Myth 16: Trans Fat-Free Foods Don’t Contain Any Trans Fats
There’s a loophole in the FDA’s trans fat labeling law. Any food with less than 0.5 grams of trans fat per serving can be called “trans-fat free.” Manufacturers get to choose what a serving size is, and it rarely matches up with what you want a serving size to be.
A cracker company can decide that one small cracker is a serving, but if you eat 12 “trans fat-free” crackers, you could have consumed up to 6 grams of trans fat. The key is to look at the ingredient list. If the product contains hydrogenated or partially-hydrogenated oils, it contains trans fats. Since trans fats are so unhealthy, these products should be avoided.
Myth 17: Sugar Causes Behavior Problems in Kids
A 1995 study published in the Journal of the American Medical Association concluded that “sugar does not affect the behavior or cognitive performance of children,” yet the American Academy of Pediatrics reports that 93% of parents ask about avoiding sugar when their children are diagnosed with attention-deficit hyperactivity disorder. There is no scientific evidence that sugar increases hyperactive behavior in children.
The belief persists because parents often observe their children at birthday parties or holidays when both sugar consumption and excitement are high, creating a false association.
Myth 18: Wraps are a Healthy Lunch Choice
Whoever ran the marketing campaign for wraps is a genius. How did this incredibly unhealthy and fattening product get the reputation of being a health food? A wrap (without anything in it) can have more than 300 calories—more than two slices of bread! Wraps are never a healthy choice compared to whole grain bread options.

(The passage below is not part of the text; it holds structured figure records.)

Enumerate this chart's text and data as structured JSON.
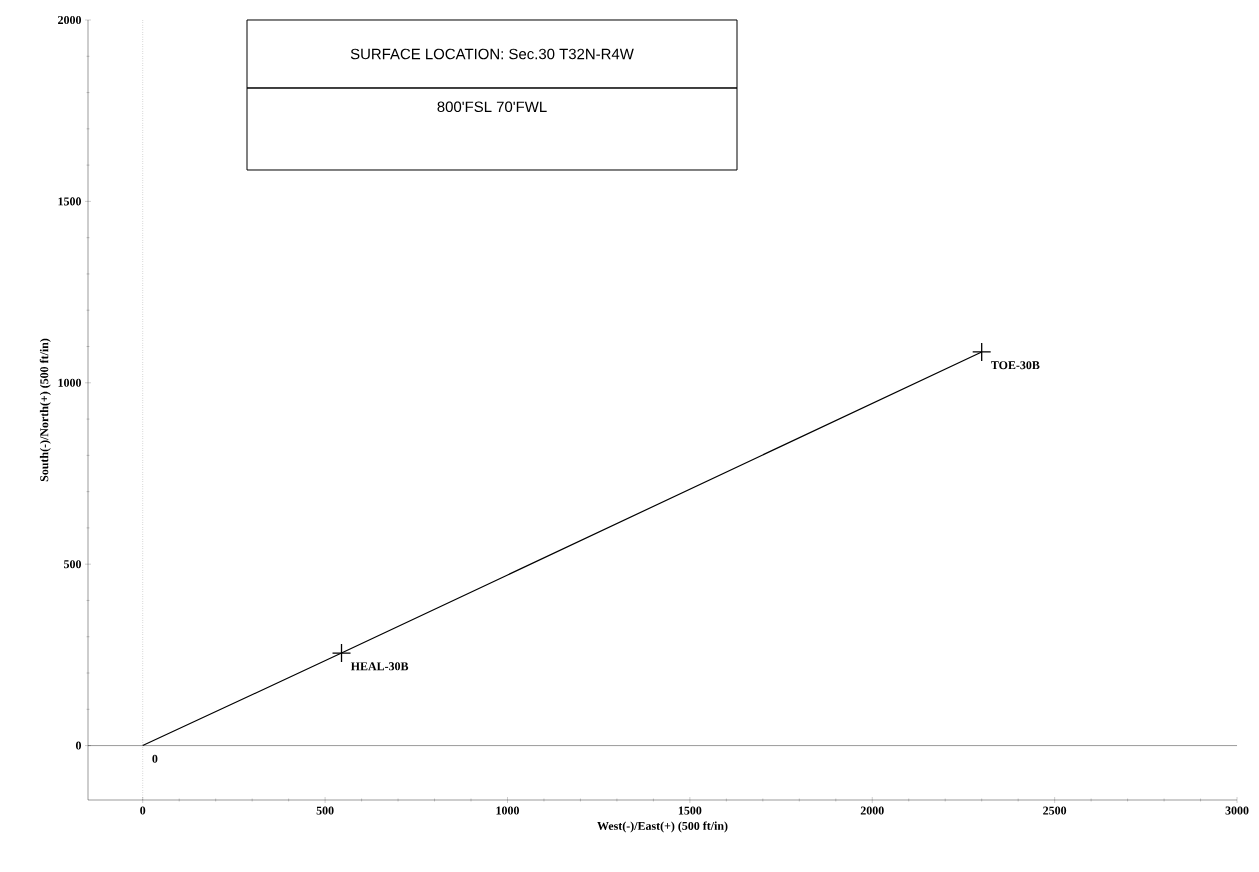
{
  "chart_data": {
    "type": "line",
    "xlabel": "West(-)/East(+) (500 ft/in)",
    "ylabel": "South(-)/North(+) (500 ft/in)",
    "xlim": [
      -150,
      3000
    ],
    "ylim": [
      -150,
      2000
    ],
    "xticks": [
      0,
      500,
      1000,
      1500,
      2000,
      2500,
      3000
    ],
    "yticks": [
      0,
      500,
      1000,
      1500,
      2000
    ],
    "grid": false,
    "series": [
      {
        "color": "#000000",
        "marker": "none",
        "x": [
          0,
          545,
          2300
        ],
        "values": [
          0,
          255,
          1085
        ]
      },
      {
        "type": "scatter",
        "color": "#000000",
        "marker": "cross",
        "x": [
          545,
          2300
        ],
        "values": [
          255,
          1085
        ]
      }
    ],
    "ref_lines": [
      {
        "axis": "y",
        "value": 0,
        "color": "#000000",
        "line_style": "solid"
      },
      {
        "axis": "x",
        "value": 0,
        "color": "#000000",
        "line_style": "dotted"
      }
    ],
    "annotations": [
      "SURFACE LOCATION:  Sec.30 T32N-R4W",
      "800'FSL  70'FWL",
      {
        "text": "0",
        "x": 0,
        "y": 0
      },
      {
        "text": "HEAL-30B",
        "x": 545,
        "y": 255
      },
      {
        "text": "TOE-30B",
        "x": 2300,
        "y": 1085
      }
    ]
  }
}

Myth 19: Exercise Makes You Hungry
I’ve heard dieters say that they don’t exercise because it makes them hungry. The truth is, exercise does not significantly increase hunger. However, many people feel that they “deserve” to eat more calories because they exercised, and so they allow themselves to indulge. This psychological effect, not true physiological hunger, leads to overeating after exercise.
Myth 20: Skipping Meals Will Help You Lose Weight
Skipping meals is one of the worst things you can do when dieting. Yes, you save calories at that meal, but studies show that you more than make up for those calories during the rest of the day. Also, you put your body into “starvation mode,” so your metabolic rate lowers and your body tries to do whatever it can to hold onto calories.
You’re much better off eating small mini-meals every three or four hours. This approach keeps your metabolism active and helps prevent the extreme hunger that leads to overeating.
The Bottom Line
As emphasized by nutrition experts, it’s important to rely on evidence-based nutrition information rather than marketing claims or popular myths. When in doubt, consult with a registered dietitian or healthcare provider who can provide personalized, scientifically-sound nutrition advice.
Remember: if a nutrition claim sounds too good to be true, it probably is. Focus on the fundamentals—eating a variety of whole foods, staying hydrated, exercising regularly, and getting enough sleep. These time-tested strategies work far better than any quick fix or miracle food.